Weaving And Unweaving A Narrative

 

To open a narrative that has become too tight requires techniques, practices … rituals, even. Sometimes you even throw it in the fire. For us, the unstitching part takes the techniques we know to erase the tracks of time, to aerate what has become sedimented, and to cast on new stitches.

The story of Penelope, the wife of Odysseus, who waits for her husband to return from war, is often referenced in Katonah yoga. In the myth, Penelope is pressured to choose a new suitor. To buy herself time, she promises that once she finishes weaving a burial shroud for her father-in-law, she will decide. But she doesn’t want to decide, so each day, she weaves, and each night, she unravels the day’s stitches. This daily cycle of weaving and unweaving becomes her way of holding off time; it is a kind of protest testifying to her inner knowing and belief in what is her true destiny.

In the context of the Katonah practices, the myth is a metaphor for the mind. We would do well to learn to do what Penelope did. Our minds are constantly weaving the material of our worlds into a form, into our story. With each row of stitches, we weave our narrative until it becomes the only story we know. The lesson is that we must learn to make stitches, but also to undo them. This is the true job of the mind: not to cling to every thought, but to know when to knit, when to unravel, and how to begin again.

And before anything can be woven, the material must be prepared. You don’t start knitting with tangled yarn scattered on the floor; you first wind it into a ball. The same is true of the mind. Before it can produce anything coherent, before you can start to weave a more intentional narrative, the mind must be organized, gathered, and given form.

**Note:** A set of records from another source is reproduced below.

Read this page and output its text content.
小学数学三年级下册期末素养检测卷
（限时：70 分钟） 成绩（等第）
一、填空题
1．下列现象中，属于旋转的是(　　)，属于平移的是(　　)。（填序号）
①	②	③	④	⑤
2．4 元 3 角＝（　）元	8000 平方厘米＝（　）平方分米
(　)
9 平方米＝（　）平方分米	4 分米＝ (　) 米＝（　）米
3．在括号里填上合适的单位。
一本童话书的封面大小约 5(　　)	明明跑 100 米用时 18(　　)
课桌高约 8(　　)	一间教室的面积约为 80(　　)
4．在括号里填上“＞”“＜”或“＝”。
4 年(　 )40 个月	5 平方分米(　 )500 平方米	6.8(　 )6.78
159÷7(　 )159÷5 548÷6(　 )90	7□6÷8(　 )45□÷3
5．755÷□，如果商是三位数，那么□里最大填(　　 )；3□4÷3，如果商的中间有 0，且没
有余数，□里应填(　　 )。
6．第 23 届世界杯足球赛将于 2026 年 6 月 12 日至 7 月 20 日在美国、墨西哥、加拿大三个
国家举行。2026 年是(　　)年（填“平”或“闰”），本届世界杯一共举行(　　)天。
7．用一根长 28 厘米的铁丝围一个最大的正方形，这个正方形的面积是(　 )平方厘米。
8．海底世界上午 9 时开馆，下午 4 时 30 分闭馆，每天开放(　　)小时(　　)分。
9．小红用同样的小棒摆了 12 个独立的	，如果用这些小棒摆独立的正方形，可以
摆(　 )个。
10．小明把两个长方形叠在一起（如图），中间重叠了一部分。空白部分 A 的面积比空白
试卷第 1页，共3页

In one of the first classes I took with Nevine Michaan, she said, “Bitterness is the greatest defeat in life,” and that a good yoga practice is designed to keep one from being bitter. In her estimation, bitterness comes from holding too tightly to our narratives such that one’s world becomes smaller and smaller. Like tight stitches on a knitting needle. To open a narrative that has become too tight requires techniques, practices… rituals, even. Sometimes you even throw it in the fire. For us, the unstitching part takes the techniques we know to erase the tracks of time, to aerate what has become sedimented, and to cast on new stitches.